A lot many things have been said and written about Obama, but nothing compares to the feeling which you undergo when you hear him talk. He doesn’t say great things, but I have always wondered why some speeches become the talk of town and sometimes of the country, world as well. And after having listened to his Victory Speech in Chicago and another speech in 2004 in Illinois when he was campaigning for John Kerry, have cleared all doubts in my mind about the power of words. I have realised that no matter what, a simple phrase will reach people’s heart if you utter with utmost sincerity and belief. No wonder, his political meetings bring such huge cheer and crowds from all walks of life. Probably, the next thing I am gonna do is to listen to all his debates and speeches to inject a dose of hope and optimism into my otherwise banal life.

They say, the simple and most beautiful things in life are free. Like a smile, tears, love, anger, fear, joy…ideas, perspective. And if we have to fight for them or even struggle to be able to catch a glimpse of them in our life, then be sure that there is something wrong with your life. It’s not what your mirror shows you, but it’s that brief moment of doubt in your mind, which makes you stand (or not stand) infront of a mirror for a longer time…that is a sign that things aren’t what they have to be. People write tons of random stuff (including this post!..:P) to address how to resolve the crisis under such circumstances, I say, bullocks! How does one know what’s with your life? How does a doctor know what’s wrong with your head? There might be a cure for a lot of things, but is there a cure for hopelessness, the void in your life, the isolation…? Things like this can stay for a long time, consuming you from within, but life works in a magical way. All you need is a perspective called…Belief! God knows what sort of endorphin is released in our brain, but it’s true! Things seem brighter and more chirpy when there is belief in our mind and heart. And what can be more beautiful, than seeing this sense of belief cure the dogma, that we cannot stand on our feet unless we have a helping hand!

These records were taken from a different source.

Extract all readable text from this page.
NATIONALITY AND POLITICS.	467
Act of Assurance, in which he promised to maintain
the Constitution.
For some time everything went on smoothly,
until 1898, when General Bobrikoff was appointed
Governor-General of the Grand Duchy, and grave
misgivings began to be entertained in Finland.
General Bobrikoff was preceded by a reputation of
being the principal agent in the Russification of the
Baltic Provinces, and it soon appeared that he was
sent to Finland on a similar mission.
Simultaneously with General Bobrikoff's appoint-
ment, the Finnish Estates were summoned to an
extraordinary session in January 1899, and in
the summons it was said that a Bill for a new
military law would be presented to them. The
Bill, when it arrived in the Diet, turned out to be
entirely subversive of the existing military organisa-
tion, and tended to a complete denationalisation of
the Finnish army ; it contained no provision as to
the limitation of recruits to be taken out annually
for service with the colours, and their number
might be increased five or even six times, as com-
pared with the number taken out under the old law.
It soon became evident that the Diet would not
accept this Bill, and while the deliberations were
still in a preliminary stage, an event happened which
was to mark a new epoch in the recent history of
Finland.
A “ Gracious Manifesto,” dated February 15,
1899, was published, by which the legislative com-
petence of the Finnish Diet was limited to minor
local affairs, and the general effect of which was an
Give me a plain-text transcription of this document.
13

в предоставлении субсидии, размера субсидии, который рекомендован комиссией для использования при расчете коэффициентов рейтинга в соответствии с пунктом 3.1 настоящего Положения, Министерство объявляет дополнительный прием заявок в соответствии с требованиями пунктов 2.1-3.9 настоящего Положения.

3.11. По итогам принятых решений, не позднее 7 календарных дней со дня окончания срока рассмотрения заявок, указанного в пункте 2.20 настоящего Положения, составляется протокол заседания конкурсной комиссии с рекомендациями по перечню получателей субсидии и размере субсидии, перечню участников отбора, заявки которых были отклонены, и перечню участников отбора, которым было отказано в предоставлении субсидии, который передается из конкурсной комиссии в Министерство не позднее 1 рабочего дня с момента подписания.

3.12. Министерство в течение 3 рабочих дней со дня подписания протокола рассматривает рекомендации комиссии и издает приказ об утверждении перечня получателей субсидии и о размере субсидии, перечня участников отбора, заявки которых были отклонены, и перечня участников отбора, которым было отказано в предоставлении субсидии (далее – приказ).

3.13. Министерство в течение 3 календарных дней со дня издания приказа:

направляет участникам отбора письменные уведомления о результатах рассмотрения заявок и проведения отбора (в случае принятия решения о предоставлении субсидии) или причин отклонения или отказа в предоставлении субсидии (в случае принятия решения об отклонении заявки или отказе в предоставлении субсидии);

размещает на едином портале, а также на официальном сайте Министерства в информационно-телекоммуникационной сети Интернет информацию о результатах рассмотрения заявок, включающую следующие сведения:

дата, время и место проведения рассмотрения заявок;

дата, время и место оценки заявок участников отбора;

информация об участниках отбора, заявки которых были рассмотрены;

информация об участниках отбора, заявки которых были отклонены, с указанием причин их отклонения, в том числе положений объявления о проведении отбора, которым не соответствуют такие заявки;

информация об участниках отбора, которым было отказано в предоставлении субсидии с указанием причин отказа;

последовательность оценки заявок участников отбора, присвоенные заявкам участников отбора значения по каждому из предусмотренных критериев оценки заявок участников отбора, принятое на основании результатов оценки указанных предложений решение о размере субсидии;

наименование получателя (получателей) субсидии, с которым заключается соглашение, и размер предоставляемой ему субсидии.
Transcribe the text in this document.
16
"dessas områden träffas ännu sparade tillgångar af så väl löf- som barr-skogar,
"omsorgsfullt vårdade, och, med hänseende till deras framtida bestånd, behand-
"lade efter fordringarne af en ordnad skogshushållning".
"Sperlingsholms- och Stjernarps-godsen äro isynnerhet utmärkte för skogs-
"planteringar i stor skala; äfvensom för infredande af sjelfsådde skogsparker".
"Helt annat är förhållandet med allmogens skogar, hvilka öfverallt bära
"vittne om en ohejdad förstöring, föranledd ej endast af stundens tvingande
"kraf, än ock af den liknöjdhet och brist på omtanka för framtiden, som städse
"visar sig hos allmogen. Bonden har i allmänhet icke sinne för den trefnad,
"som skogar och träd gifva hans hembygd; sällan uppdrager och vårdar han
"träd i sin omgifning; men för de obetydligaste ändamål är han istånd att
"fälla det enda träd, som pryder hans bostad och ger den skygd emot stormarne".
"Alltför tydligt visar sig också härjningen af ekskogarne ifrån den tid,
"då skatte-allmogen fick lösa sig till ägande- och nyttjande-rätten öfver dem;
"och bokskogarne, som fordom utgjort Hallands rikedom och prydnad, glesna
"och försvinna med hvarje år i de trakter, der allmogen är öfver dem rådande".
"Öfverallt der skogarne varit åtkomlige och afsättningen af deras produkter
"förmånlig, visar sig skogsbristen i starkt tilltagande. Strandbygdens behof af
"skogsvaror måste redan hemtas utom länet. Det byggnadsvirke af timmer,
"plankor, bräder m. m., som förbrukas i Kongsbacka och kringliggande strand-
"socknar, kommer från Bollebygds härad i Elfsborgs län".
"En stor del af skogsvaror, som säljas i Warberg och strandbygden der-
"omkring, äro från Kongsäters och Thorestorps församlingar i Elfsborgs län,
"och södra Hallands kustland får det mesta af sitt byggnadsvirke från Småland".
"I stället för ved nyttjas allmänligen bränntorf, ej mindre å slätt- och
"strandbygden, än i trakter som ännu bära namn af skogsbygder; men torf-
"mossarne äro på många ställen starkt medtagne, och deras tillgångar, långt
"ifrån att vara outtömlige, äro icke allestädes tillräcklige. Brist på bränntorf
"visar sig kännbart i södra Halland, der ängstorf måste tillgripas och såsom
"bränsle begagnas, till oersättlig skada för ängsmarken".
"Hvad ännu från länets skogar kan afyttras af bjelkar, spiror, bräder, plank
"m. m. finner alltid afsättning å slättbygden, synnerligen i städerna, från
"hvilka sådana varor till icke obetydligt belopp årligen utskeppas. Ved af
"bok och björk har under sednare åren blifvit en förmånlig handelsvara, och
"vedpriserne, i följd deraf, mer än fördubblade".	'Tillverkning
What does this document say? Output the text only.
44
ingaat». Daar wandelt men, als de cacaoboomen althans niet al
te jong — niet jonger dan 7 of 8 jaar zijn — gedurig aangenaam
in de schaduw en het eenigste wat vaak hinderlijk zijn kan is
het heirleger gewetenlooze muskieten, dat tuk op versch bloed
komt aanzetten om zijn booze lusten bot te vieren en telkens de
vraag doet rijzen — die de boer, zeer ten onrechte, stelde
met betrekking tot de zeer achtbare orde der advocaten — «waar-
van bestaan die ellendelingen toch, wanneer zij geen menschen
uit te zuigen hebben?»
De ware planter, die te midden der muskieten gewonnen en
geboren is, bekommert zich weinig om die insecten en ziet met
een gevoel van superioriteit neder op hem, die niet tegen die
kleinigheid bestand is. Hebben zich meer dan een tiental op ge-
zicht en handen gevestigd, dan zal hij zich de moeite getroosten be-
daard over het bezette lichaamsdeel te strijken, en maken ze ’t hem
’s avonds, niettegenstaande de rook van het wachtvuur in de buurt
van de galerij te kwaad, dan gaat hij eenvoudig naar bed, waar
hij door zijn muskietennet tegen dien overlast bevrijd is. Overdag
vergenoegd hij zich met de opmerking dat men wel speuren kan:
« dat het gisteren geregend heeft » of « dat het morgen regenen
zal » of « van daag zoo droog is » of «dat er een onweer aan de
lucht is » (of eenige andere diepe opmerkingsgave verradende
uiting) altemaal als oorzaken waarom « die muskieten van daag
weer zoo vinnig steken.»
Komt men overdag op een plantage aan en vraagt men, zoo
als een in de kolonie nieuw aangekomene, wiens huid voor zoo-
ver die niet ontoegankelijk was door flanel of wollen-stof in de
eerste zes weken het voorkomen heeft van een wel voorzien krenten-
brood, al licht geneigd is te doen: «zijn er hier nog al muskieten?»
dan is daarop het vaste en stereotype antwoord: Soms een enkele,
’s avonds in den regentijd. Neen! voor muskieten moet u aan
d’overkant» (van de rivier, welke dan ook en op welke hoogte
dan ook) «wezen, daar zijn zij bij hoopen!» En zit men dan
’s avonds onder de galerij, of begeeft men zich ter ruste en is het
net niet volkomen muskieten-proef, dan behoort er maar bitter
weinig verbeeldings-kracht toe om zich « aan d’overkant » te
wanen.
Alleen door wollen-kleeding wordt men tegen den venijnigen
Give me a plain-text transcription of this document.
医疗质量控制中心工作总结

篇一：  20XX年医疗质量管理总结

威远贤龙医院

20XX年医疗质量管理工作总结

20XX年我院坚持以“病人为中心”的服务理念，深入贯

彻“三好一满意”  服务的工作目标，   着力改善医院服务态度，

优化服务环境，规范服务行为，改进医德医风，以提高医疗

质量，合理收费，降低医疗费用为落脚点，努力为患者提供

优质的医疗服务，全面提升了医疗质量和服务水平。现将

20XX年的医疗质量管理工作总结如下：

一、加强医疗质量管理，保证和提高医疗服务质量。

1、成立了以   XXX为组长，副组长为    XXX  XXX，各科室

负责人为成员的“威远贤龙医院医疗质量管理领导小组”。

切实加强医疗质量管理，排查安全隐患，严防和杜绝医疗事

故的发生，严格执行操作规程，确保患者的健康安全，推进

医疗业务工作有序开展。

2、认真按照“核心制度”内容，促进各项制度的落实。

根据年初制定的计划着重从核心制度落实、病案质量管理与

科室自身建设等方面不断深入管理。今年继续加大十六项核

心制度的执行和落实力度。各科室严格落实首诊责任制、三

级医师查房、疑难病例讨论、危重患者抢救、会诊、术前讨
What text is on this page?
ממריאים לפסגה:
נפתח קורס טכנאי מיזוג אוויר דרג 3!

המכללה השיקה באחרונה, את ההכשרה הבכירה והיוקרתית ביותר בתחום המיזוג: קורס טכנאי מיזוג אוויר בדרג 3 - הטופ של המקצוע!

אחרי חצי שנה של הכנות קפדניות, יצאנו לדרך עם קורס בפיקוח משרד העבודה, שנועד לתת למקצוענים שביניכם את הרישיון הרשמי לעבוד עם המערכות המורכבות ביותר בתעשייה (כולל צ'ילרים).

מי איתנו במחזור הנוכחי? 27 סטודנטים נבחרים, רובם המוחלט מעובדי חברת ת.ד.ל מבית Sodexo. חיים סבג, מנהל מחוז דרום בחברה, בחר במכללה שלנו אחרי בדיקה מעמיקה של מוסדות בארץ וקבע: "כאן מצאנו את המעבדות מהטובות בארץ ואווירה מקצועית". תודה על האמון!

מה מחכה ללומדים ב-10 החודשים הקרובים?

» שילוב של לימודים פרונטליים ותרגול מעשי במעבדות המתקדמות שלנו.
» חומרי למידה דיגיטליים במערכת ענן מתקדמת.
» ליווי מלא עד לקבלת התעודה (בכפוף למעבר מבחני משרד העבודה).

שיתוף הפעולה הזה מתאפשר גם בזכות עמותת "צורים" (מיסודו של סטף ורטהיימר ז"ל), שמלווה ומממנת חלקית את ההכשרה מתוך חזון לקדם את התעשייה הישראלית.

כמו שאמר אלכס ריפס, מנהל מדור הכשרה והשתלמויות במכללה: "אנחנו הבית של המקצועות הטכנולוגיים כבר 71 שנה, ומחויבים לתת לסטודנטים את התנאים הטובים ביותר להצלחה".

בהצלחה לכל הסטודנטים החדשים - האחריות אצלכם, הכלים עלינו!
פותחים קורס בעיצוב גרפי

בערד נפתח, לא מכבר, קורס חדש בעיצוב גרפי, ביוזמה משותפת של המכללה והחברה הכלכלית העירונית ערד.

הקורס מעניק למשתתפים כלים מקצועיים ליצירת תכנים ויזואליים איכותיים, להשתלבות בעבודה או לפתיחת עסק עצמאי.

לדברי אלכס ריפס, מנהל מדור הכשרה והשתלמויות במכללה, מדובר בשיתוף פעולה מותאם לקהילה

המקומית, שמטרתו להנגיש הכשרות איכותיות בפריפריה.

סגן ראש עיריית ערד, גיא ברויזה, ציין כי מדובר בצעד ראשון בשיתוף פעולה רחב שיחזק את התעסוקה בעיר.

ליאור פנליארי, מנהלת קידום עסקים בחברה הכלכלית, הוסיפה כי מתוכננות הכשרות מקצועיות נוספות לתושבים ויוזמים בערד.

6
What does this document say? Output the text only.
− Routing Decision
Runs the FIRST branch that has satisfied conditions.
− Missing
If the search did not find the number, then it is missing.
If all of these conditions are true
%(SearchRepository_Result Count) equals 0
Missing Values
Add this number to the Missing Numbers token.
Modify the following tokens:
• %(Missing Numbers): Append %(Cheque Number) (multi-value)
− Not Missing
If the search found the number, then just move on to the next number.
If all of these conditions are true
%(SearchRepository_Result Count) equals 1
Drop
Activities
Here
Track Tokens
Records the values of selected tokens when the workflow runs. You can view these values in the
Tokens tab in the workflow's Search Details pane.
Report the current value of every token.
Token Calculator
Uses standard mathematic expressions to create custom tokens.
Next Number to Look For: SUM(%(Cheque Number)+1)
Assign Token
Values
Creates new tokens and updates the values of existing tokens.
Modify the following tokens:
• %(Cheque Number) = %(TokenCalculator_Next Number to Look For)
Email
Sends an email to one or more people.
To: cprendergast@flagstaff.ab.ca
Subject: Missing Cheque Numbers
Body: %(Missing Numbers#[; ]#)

At the end of the day, I wonder, how much of a changed person I am. Few years ago, when someone asked me, what do I want to be? I said, I wanted to be a respected person in the society. I didn’t have an iota of knowledge what meant or how can I achieve it. And now when people ask me (after having seen how out of place I am in my current profession) what do I really wanna be and do? I say, I want to be a writer. And they laugh…See, this is what I call “The Persistence of an uncurable dogma”. I now see a clear path ahead and as far as I can see, there’s no one around. And I just walk alone…with a hope that, others will smile and rejoice when I reach my goal one day. Right now, I am in the middle of nowhere! Probably I would need a lot more Steves, Obamas, David Mitchells, Al Pacinos, Pete McCarthys, friends, strangers, movies, books, videos, blogs, ideas, thoughts, perspective, belief…to believe that,….”Yes, I can.”

To put an end to this endless stream of consciousness, here’s a modification of another quote from “V for Vendetta”…
Beneath this mask there is more than flesh. Beneath this mask there is an idea, my friend, and ideas are bulletproof.